If we are going to repeal and revert to a free market-ideology, consumers will at least need reliable, high-quality information to help them make judgments about what is good for them, and what is financial junk food.
'FIDUCIARY LITE'
A growing number of retirement investors understand the difference. Recent research shows a rising understanding of the value of paying for financial planning advice, and a preference for paying a fee rather than commissions on product sales, which often appear to be “free” to the investor but often lead to conflicts that cost them money over time (http://reut.rs/2k1nJ5k). And the industry has seen a tectonic shift to low-cost passive investing and software-driven “robo advisory” services.
But investors still must sort through the equivalent of
a clever head feint toward a customer-first pledge from the banks, brokerage firms and insurance companies that have fought the DoL standard tooth and nail, as the Consumer Federation of America noted in a recent study (http://reut.rs/2jAXnDB).
Call it fiduciary-lite. Consider the marketing pitches you can find online right now:
J.P. Morgan Chase: “Our advisors focus on what YOU need.”
Raymond James Financial: "We believe financial advice is about more than just having a plan. It’s about having the right plan for you.”
Voya Financial: “We’ve already done most of the vetting for you.
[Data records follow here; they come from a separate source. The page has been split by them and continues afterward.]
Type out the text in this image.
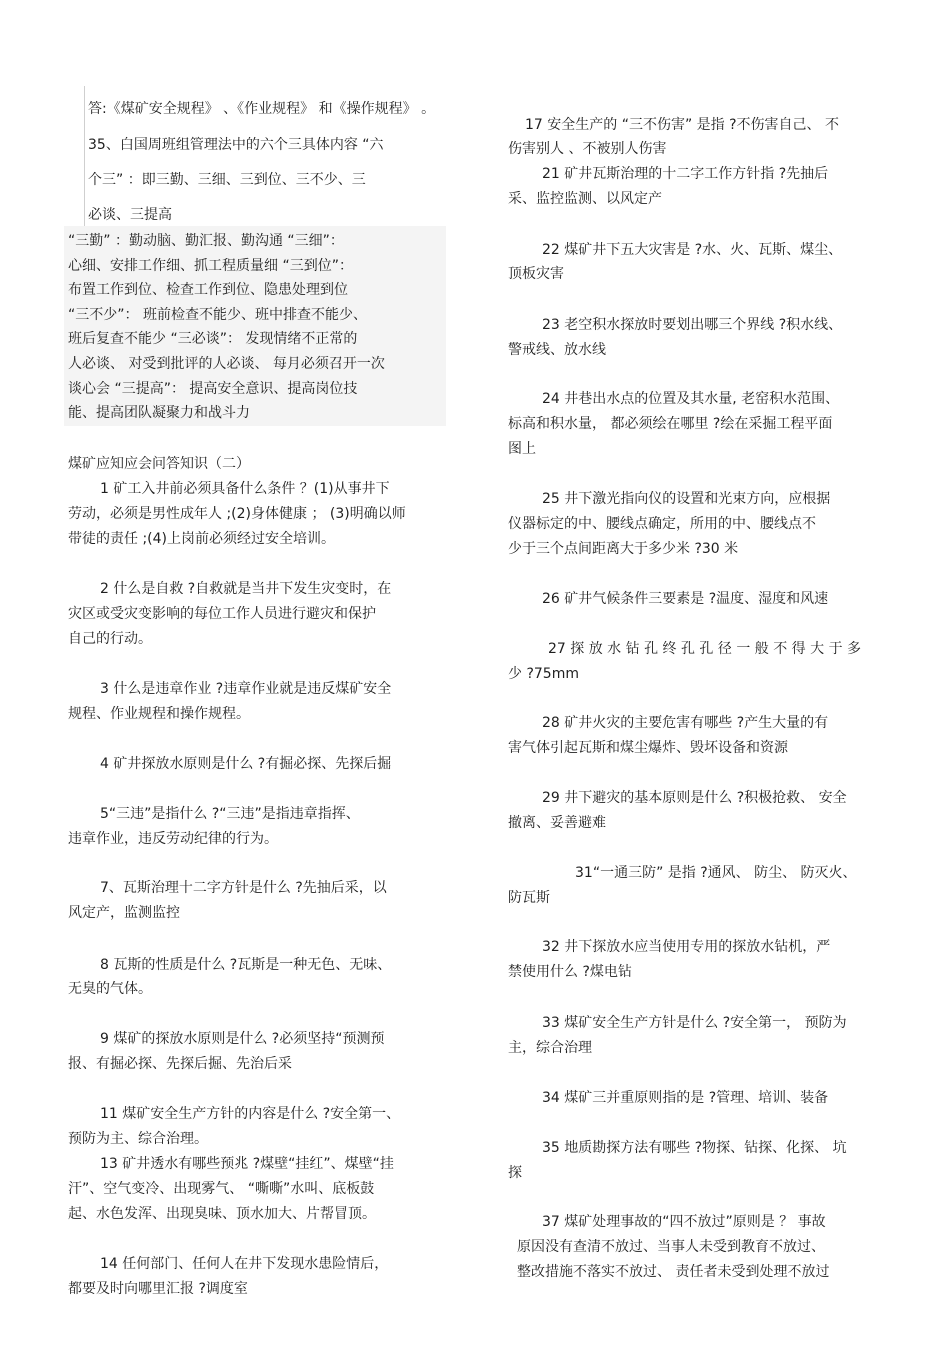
答:《煤矿安全规程》 、《作业规程》 和《操作规程》 。
35、白国周班组管理法中的六个三具体内容 “六
个三” ：即三勤、三细、三到位、三不少、三
必谈、三提高
“三勤” ：勤动脑、勤汇报、勤沟通 “三细”：
心细、安排工作细、抓工程质量细 “三到位”：
布置工作到位、检查工作到位、隐患处理到位
“三不少”： 班前检查不能少、班中排查不能少、
班后复查不能少 “三必谈”： 发现情绪不正常的
人必谈、 对受到批评的人必谈、 每月必须召开一次
谈心会 “三提高”： 提高安全意识、提高岗位技
能、提高团队凝聚力和战斗力
煤矿应知应会问答知识（二）
1 矿工入井前必须具备什么条件 ？(1)从事井下
劳动，必须是男性成年人 ;(2)身体健康 ； (3)明确以师
带徒的责任 ;(4)上岗前必须经过安全培训。
2 什么是自救 ?自救就是当井下发生灾变时，在
灾区或受灾变影响的每位工作人员进行避灾和保护
自己的行动。
3 什么是违章作业 ?违章作业就是违反煤矿安全
规程、作业规程和操作规程。
4 矿井探放水原则是什么 ?有掘必探、先探后掘
5“三违”是指什么 ?“三违”是指违章指挥、
违章作业，违反劳动纪律的行为。
7、瓦斯治理十二字方针是什么 ?先抽后采，以
风定产，监测监控
8 瓦斯的性质是什么 ?瓦斯是一种无色、无味、
无臭的气体。
9 煤矿的探放水原则是什么 ?必须坚持“预测预
报、有掘必探、先探后掘、先治后采
11 煤矿安全生产方针的内容是什么 ?安全第一、
预防为主、综合治理。
13 矿井透水有哪些预兆 ?煤壁“挂红”、煤壁“挂
汗”、空气变冷、出现雾气、 “嘶嘶”水叫、底板鼓
起、水色发浑、出现臭味、顶水加大、片帮冒顶。
14 任何部门、任何人在井下发现水患险情后，
都要及时向哪里汇报 ?调度室
17 安全生产的 “三不伤害” 是指 ?不伤害自己、 不
伤害别人 、不被别人伤害
21 矿井瓦斯治理的十二字工作方针指 ?先抽后
采、监控监测、以风定产
22 煤矿井下五大灾害是 ?水、火、瓦斯、煤尘、
顶板灾害
23 老空积水探放时要划出哪三个界线 ?积水线、
警戒线、放水线
24 井巷出水点的位置及其水量, 老窑积水范围、
标高和积水量， 都必须绘在哪里 ?绘在采掘工程平面
图上
25 井下激光指向仪的设置和光束方向，应根据
仪器标定的中、腰线点确定，所用的中、腰线点不
少于三个点间距离大于多少米 ?30 米
26 矿井气候条件三要素是 ?温度、湿度和风速
27 探 放 水 钻 孔 终 孔 孔 径 一 般 不 得 大 于 多
少 ?75mm
28 矿井火灾的主要危害有哪些 ?产生大量的有
害气体引起瓦斯和煤尘爆炸、毁坏设备和资源
29 井下避灾的基本原则是什么 ?积极抢救、 安全
撤离、妥善避难
31“一通三防” 是指 ?通风、 防尘、 防灭火、
防瓦斯
32 井下探放水应当使用专用的探放水钻机，严
禁使用什么 ?煤电钻
33 煤矿安全生产方针是什么 ?安全第一， 预防为
主，综合治理
34 煤矿三并重原则指的是 ?管理、培训、装备
35 地质勘探方法有哪些 ?物探、钻探、化探、 坑
探
37 煤矿处理事故的“四不放过”原则是 ？ 事故
原因没有查清不放过、当事人未受到教育不放过、
整改措施不落实不放过、 责任者未受到处理不放过
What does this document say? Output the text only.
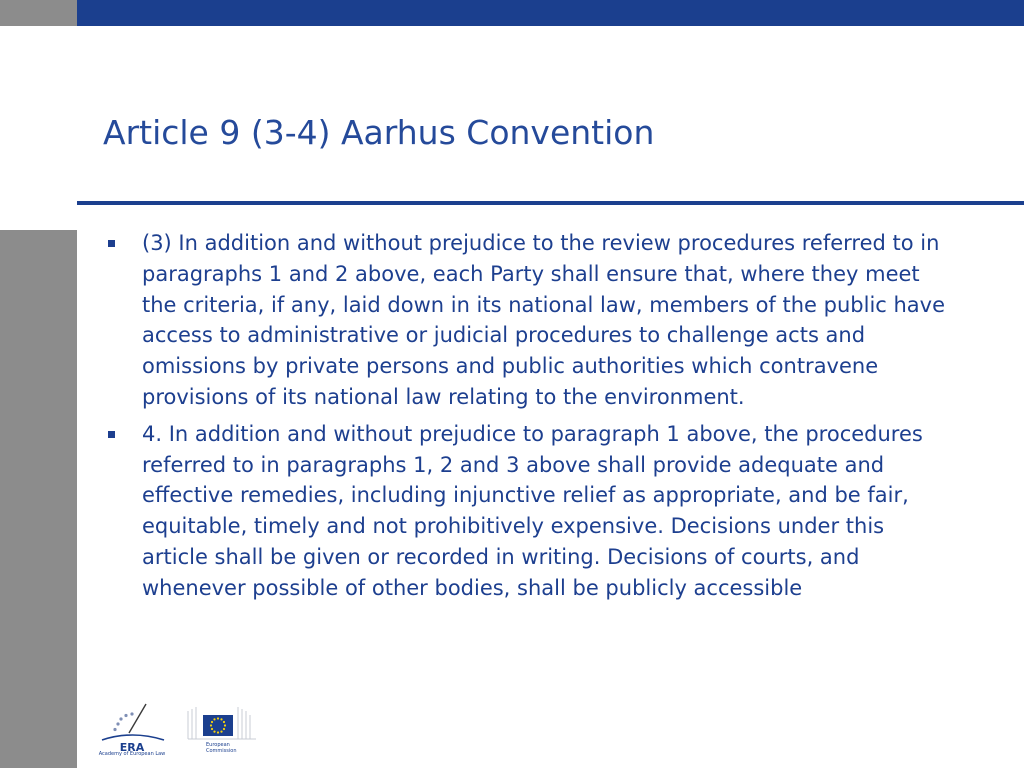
Article 9 (3-4) Aarhus Convention
(3) In addition and without prejudice to the review procedures referred to in paragraphs 1 and 2 above, each Party shall ensure that, where they meet the criteria, if any, laid down in its national law, members of the public have access to administrative or judicial procedures to challenge acts and omissions by private persons and public authorities which contravene provisions of its national law relating to the environment.
4. In addition and without prejudice to paragraph 1 above, the procedures referred to in paragraphs 1, 2 and 3 above shall provide adequate and effective remedies, including injunctive relief as appropriate, and be fair, equitable, timely and not prohibitively expensive. Decisions under this article shall be given or recorded in writing. Decisions of courts, and whenever possible of other bodies, shall be publicly accessible
ERA
Academy of European Law
European
Commission
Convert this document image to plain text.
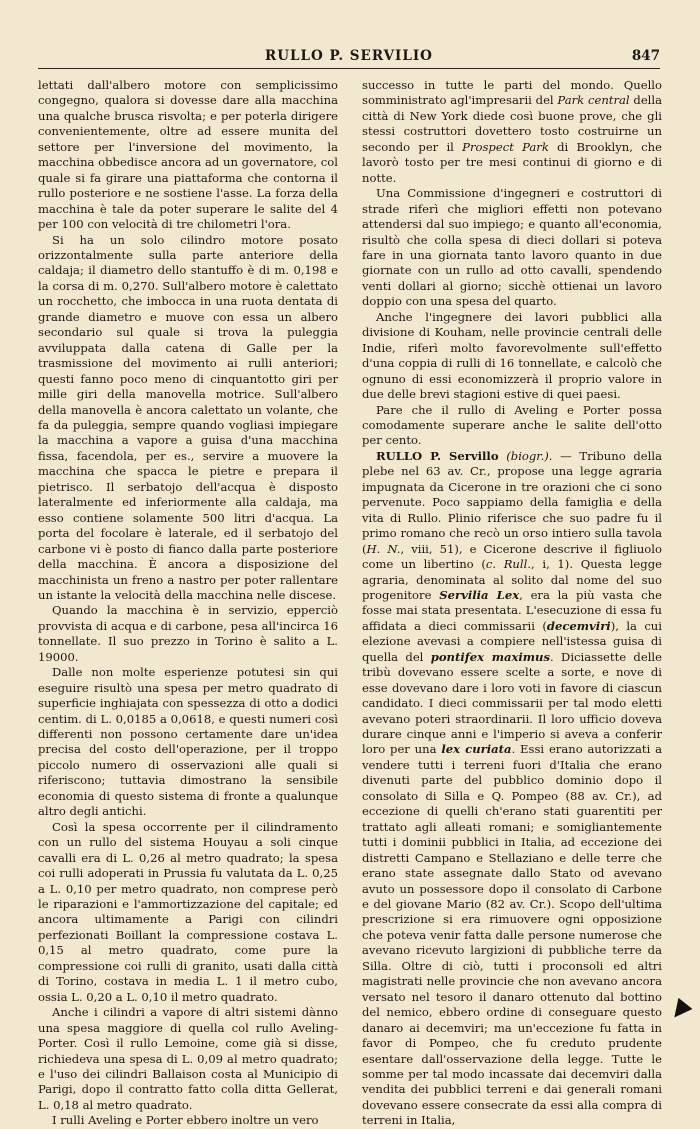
RULLO P. SERVILIO	847

lettati dall'albero motore con semplicissimo congegno, qualora si dovesse dare alla macchina una qualche brusca risvolta; e per poterla dirigere convenientemente, oltre ad essere munita del settore per l'inversione del movimento, la macchina obbedisce ancora ad un governatore, col quale si fa girare una piattaforma che contorna il rullo posteriore e ne sostiene l'asse. La forza della macchina è tale da poter superare le salite del 4 per 100 con velocità di tre chilometri l'ora.

Si ha un solo cilindro motore posato orizzontalmente sulla parte anteriore della caldaja; il diametro dello stantuffo è di m. 0,198 e la corsa di m. 0,270. Sull'albero motore è calettato un rocchetto, che imbocca in una ruota dentata di grande diametro e muove con essa un albero secondario sul quale si trova la puleggia avviluppata dalla catena di Galle per la trasmissione del movimento ai rulli anteriori; questi fanno poco meno di cinquantotto giri per mille giri della manovella motrice. Sull'albero della manovella è ancora calettato un volante, che fa da puleggia, sempre quando vogliasi impiegare la macchina a vapore a guisa d'una macchina fissa, facendola, per es., servire a muovere la macchina che spacca le pietre e prepara il pietrisco. Il serbatojo dell'acqua è disposto lateralmente ed inferiormente alla caldaja, ma esso contiene solamente 500 litri d'acqua. La porta del focolare è laterale, ed il serbatojo del carbone vi è posto di fianco dalla parte posteriore della macchina. È ancora a disposizione del macchinista un freno a nastro per poter rallentare un istante la velocità della macchina nelle discese.

Quando la macchina è in servizio, epperciò provvista di acqua e di carbone, pesa all'incirca 16 tonnellate. Il suo prezzo in Torino è salito a L. 19000.

Dalle non molte esperienze potutesi sin qui eseguire risultò una spesa per metro quadrato di superficie inghiajata con spessezza di otto a dodici centim. di L. 0,0185 a 0,0618, e questi numeri così differenti non possono certamente dare un'idea precisa del costo dell'operazione, per il troppo piccolo numero di osservazioni alle quali si riferiscono; tuttavia dimostrano la sensibile economia di questo sistema di fronte a qualunque altro degli antichi.

Così la spesa occorrente per il cilindramento con un rullo del sistema Houyau a soli cinque cavalli era di L. 0,26 al metro quadrato; la spesa coi rulli adoperati in Prussia fu valutata da L. 0,25 a L. 0,10 per metro quadrato, non comprese però le riparazioni e l'ammortizzazione del capitale; ed ancora ultimamente a Parigi con cilindri perfezionati Boillant la compressione costava L. 0,15 al metro quadrato, come pure la compressione coi rulli di granito, usati dalla città di Torino, costava in media L. 1 il metro cubo, ossia L. 0,20 a L. 0,10 il metro quadrato.

Anche i cilindri a vapore di altri sistemi dànno una spesa maggiore di quella col rullo Aveling-Porter. Così il rullo Lemoine, come già si disse, richiedeva una spesa di L. 0,09 al metro quadrato; e l'uso dei cilindri Ballaison costa al Municipio di Parigi, dopo il contratto fatto colla ditta Gellerat, L. 0,18 al metro quadrato.

I rulli Aveling e Porter ebbero inoltre un vero

successo in tutte le parti del mondo. Quello somministrato agl'impresarii del Park central della città di New York diede così buone prove, che gli stessi costruttori dovettero tosto costruirne un secondo per il Prospect Park di Brooklyn, che lavorò tosto per tre mesi continui di giorno e di notte.

Una Commissione d'ingegneri e costruttori di strade riferì che migliori effetti non potevano attendersi dal suo impiego; e quanto all'economia, risultò che colla spesa di dieci dollari si poteva fare in una giornata tanto lavoro quanto in due giornate con un rullo ad otto cavalli, spendendo venti dollari al giorno; sicchè ottienai un lavoro doppio con una spesa del quarto.

Anche l'ingegnere dei lavori pubblici alla divisione di Kouham, nelle provincie centrali delle Indie, riferì molto favorevolmente sull'effetto d'una coppia di rulli di 16 tonnellate, e calcolò che ognuno di essi economizzerà il proprio valore in due delle brevi stagioni estive di quei paesi.

Pare che il rullo di Aveling e Porter possa comodamente superare anche le salite dell'otto per cento.

RULLO P. Servillo (biogr.). — Tribuno della plebe nel 63 av. Cr., propose una legge agraria impugnata da Cicerone in tre orazioni che ci sono pervenute. Poco sappiamo della famiglia e della vita di Rullo. Plinio riferisce che suo padre fu il primo romano che recò un orso intiero sulla tavola (H. N., viii, 51), e Cicerone descrive il figliuolo come un libertino (c. Rull., i, 1). Questa legge agraria, denominata al solito dal nome del suo progenitore Servilia Lex, era la più vasta che fosse mai stata presentata. L'esecuzione di essa fu affidata a dieci commissarii (decemviri), la cui elezione avevasi a compiere nell'istessa guisa di quella del pontifex maximus. Diciassette delle tribù dovevano essere scelte a sorte, e nove di esse dovevano dare i loro voti in favore di ciascun candidato. I dieci commissarii per tal modo eletti avevano poteri straordinarii. Il loro ufficio doveva durare cinque anni e l'imperio si aveva a conferir loro per una lex curiata. Essi erano autorizzati a vendere tutti i terreni fuori d'Italia che erano divenuti parte del pubblico dominio dopo il consolato di Silla e Q. Pompeo (88 av. Cr.), ad eccezione di quelli ch'erano stati guarentiti per trattato agli alleati romani; e somigliantemente tutti i dominii pubblici in Italia, ad eccezione dei distretti Campano e Stellaziano e delle terre che erano state assegnate dallo Stato od avevano avuto un possessore dopo il consolato di Carbone e del giovane Mario (82 av. Cr.). Scopo dell'ultima prescrizione si era rimuovere ogni opposizione che poteva venir fatta dalle persone numerose che avevano ricevuto largizioni di pubbliche terre da Silla. Oltre di ciò, tutti i proconsoli ed altri magistrati nelle provincie che non avevano ancora versato nel tesoro il danaro ottenuto dal bottino del nemico, ebbero ordine di conseguare questo danaro ai decemviri; ma un'eccezione fu fatta in favor di Pompeo, che fu creduto prudente esentare dall'osservazione della legge. Tutte le somme per tal modo incassate dai decemviri dalla vendita dei pubblici terreni e dai generali romani dovevano essere consecrate da essi alla compra di terreni in Italia,
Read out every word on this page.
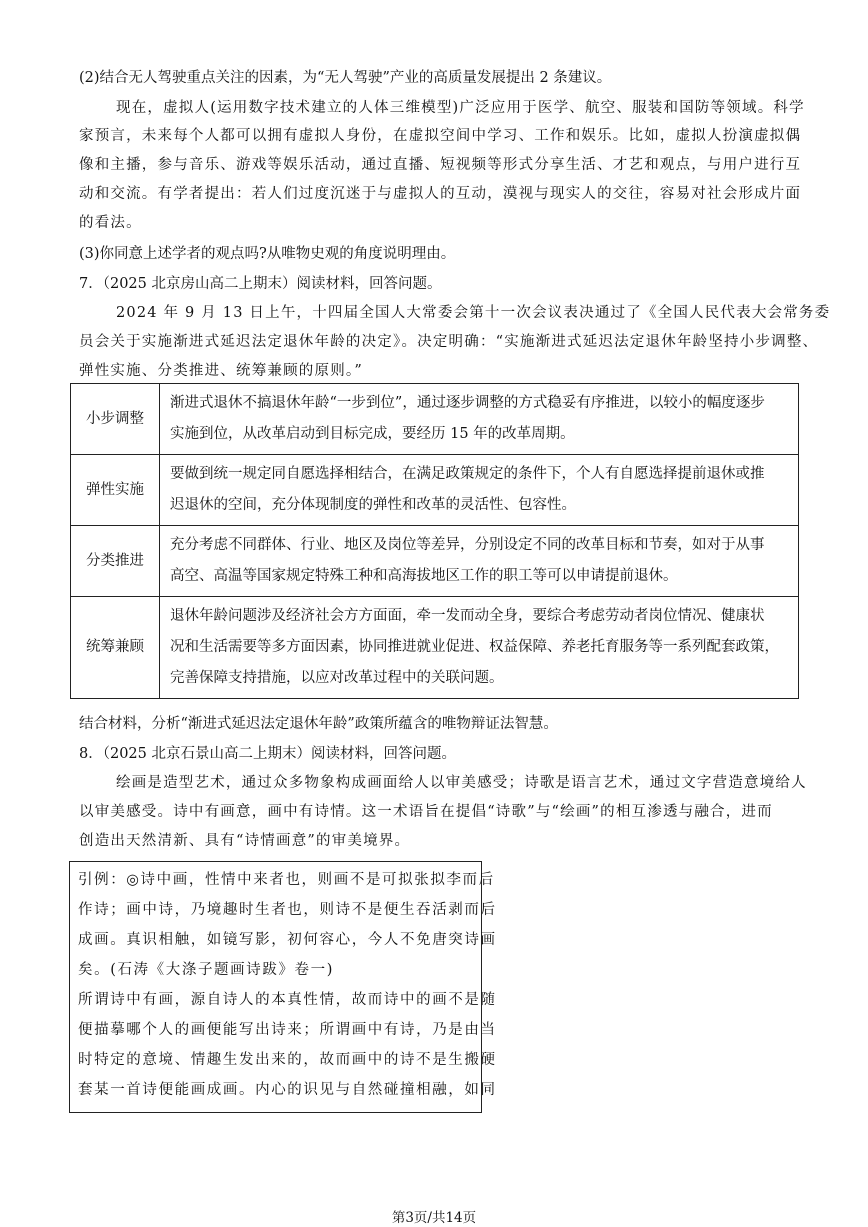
(2)结合无人驾驶重点关注的因素，为“无人驾驶”产业的高质量发展提出 2 条建议。
现在，虚拟人(运用数字技术建立的人体三维模型)广泛应用于医学、航空、服装和国防等领域。科学
家预言，未来每个人都可以拥有虚拟人身份，在虚拟空间中学习、工作和娱乐。比如，虚拟人扮演虚拟偶
像和主播，参与音乐、游戏等娱乐活动，通过直播、短视频等形式分享生活、才艺和观点，与用户进行互
动和交流。有学者提出：若人们过度沉迷于与虚拟人的互动，漠视与现实人的交往，容易对社会形成片面
的看法。
(3)你同意上述学者的观点吗?从唯物史观的角度说明理由。
7．（2025 北京房山高二上期末）阅读材料，回答问题。
2024 年 9 月 13 日上午，十四届全国人大常委会第十一次会议表决通过了《全国人民代表大会常务委
员会关于实施渐进式延迟法定退休年龄的决定》。决定明确：“实施渐进式延迟法定退休年龄坚持小步调整、
弹性实施、分类推进、统筹兼顾的原则。”
小步调整	渐进式退休不搞退休年龄“一步到位”，通过逐步调整的方式稳妥有序推进，以较小的幅度逐步
实施到位，从改革启动到目标完成，要经历 15 年的改革周期。

弹性实施	要做到统一规定同自愿选择相结合，在满足政策规定的条件下，个人有自愿选择提前退休或推
迟退休的空间，充分体现制度的弹性和改革的灵活性、包容性。

分类推进	充分考虑不同群体、行业、地区及岗位等差异，分别设定不同的改革目标和节奏，如对于从事
高空、高温等国家规定特殊工种和高海拔地区工作的职工等可以申请提前退休。

统筹兼顾	退休年龄问题涉及经济社会方方面面，牵一发而动全身，要综合考虑劳动者岗位情况、健康状
况和生活需要等多方面因素，协同推进就业促进、权益保障、养老托育服务等一系列配套政策，
完善保障支持措施，以应对改革过程中的关联问题。
结合材料，分析“渐进式延迟法定退休年龄”政策所蕴含的唯物辩证法智慧。
8．（2025 北京石景山高二上期末）阅读材料，回答问题。
绘画是造型艺术，通过众多物象构成画面给人以审美感受；诗歌是语言艺术，通过文字营造意境给人
以审美感受。诗中有画意，画中有诗情。这一术语旨在提倡“诗歌”与“绘画”的相互渗透与融合，进而
创造出天然清新、具有“诗情画意”的审美境界。
引例：◎诗中画，性情中来者也，则画不是可拟张拟李而后
作诗；画中诗，乃境趣时生者也，则诗不是便生吞活剥而后
成画。真识相触，如镜写影，初何容心，今人不免唐突诗画
矣。(石涛《大涤子题画诗跋》卷一)
所谓诗中有画，源自诗人的本真性情，故而诗中的画不是随
便描摹哪个人的画便能写出诗来；所谓画中有诗，乃是由当
时特定的意境、情趣生发出来的，故而画中的诗不是生搬硬
套某一首诗便能画成画。内心的识见与自然碰撞相融，如同
第3页/共14页
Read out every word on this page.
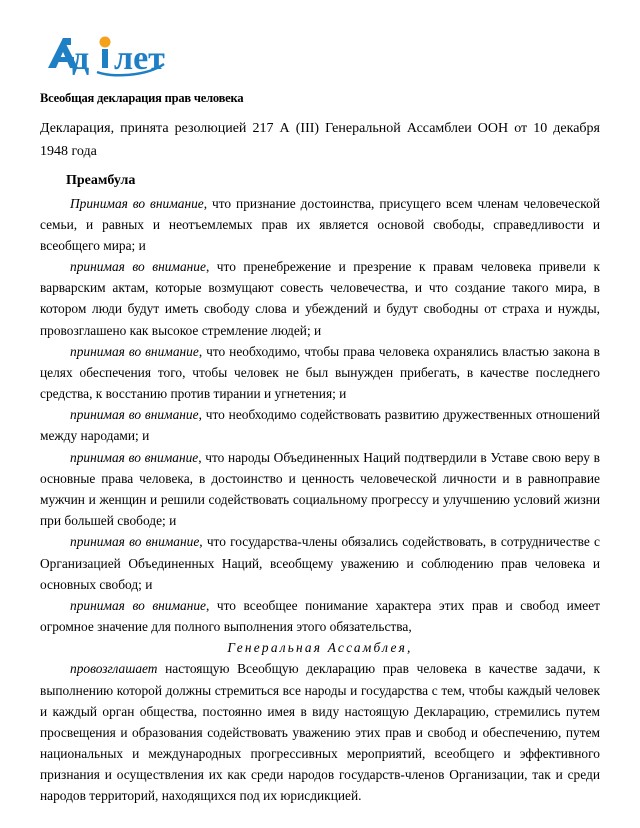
д лет
Всеобщая декларация прав человека

Декларация, принята резолюцией 217 А (III) Генеральной Ассамблеи ООН от 10 декабря 1948 года

Преамбула

Принимая во внимание, что признание достоинства, присущего всем членам человеческой семьи, и равных и неотъемлемых прав их является основой свободы, справедливости и всеобщего мира; и

принимая во внимание, что пренебрежение и презрение к правам человека привели к варварским актам, которые возмущают совесть человечества, и что создание такого мира, в котором люди будут иметь свободу слова и убеждений и будут свободны от страха и нужды, провозглашено как высокое стремление людей; и

принимая во внимание, что необходимо, чтобы права человека охранялись властью закона в целях обеспечения того, чтобы человек не был вынужден прибегать, в качестве последнего средства, к восстанию против тирании и угнетения; и

принимая во внимание, что необходимо содействовать развитию дружественных отношений между народами; и

принимая во внимание, что народы Объединенных Наций подтвердили в Уставе свою веру в основные права человека, в достоинство и ценность человеческой личности и в равноправие мужчин и женщин и решили содействовать социальному прогрессу и улучшению условий жизни при большей свободе; и

принимая во внимание, что государства-члены обязались содействовать, в сотрудничестве с Организацией Объединенных Наций, всеобщему уважению и соблюдению прав человека и основных свобод; и

принимая во внимание, что всеобщее понимание характера этих прав и свобод имеет огромное значение для полного выполнения этого обязательства,

Генеральная Ассамблея,

провозглашает настоящую Всеобщую декларацию прав человека в качестве задачи, к выполнению которой должны стремиться все народы и государства с тем, чтобы каждый человек и каждый орган общества, постоянно имея в виду настоящую Декларацию, стремились путем просвещения и образования содействовать уважению этих прав и свобод и обеспечению, путем национальных и международных прогрессивных мероприятий, всеобщего и эффективного признания и осуществления их как среди народов государств-членов Организации, так и среди народов территорий, находящихся под их юрисдикцией.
With a Voya retirement consultant, you know you’re getting a qualified professional who is thoroughly familiar with all of our products and services, able to offer good advice and make sound financial decisions on your behalf.”
This week I contacted these companies and three others - Wells Fargo (NYSE:WFC) & Co, Edward Jones and Lincoln Financial Group - for comment on the apparent contradiction between this type of language and their opposition to the DoL rule.
I also posed five other questions about transparency they provide to clients to help them understand the cost of their services and competitors’ products; whether they sell only their own proprietary products; how they ensure that client best interests are served when deciding whether to roll over funds from 401(k)s into individual retirement accounts, and how their compensation models have changed to avoid adviser conflicts.
Five of the six companies either declined to comment or did not immediately respond to my query.
NO 'RIGHT OF ACTION'
Lincoln Financial Group offered via a representative that it supports the “intent of the DOL rule and its overarching goal to further ensure that client best interest is served by increasing transparency of cost and by allowing clients to choose how their financial advisors should be compensated.”
Lincoln added it supports a single standard for all financial products via the U.S. Securities and Exchange Commission (SEC) or Financial Industry Regulatory Authority, and that it opposes a "right of action" created through regulation that applies only to "qualified markets."
But the SEC has had a decade to approve a standard - as authorized under Dodd-Frank - and has failed to do it.
Ask the trade lobby groups that represent these companies, and they will tell you they support a best-interest standard, but that the DoL standard would raise the cost of advice for middle-class households to prohibitive levels.
This argument has always struck me as nonsense, and a 2015 survey by fiduciary advocates of investment advisers and brokers confirms this. More than 90 percent see no reason that working with a fiduciary adviser should cost more; 83 percent say a fiduciary standard would not price investors out of the market for advice.
The survey solicited anonymous responses to this question: “Do you believe a fiduciary duty for brokers who provide advice would reduce product and service availability for investors?”
Said one dually registered broker and fiduciary adviser: “No. The marketplace would change. Isn’t it time?”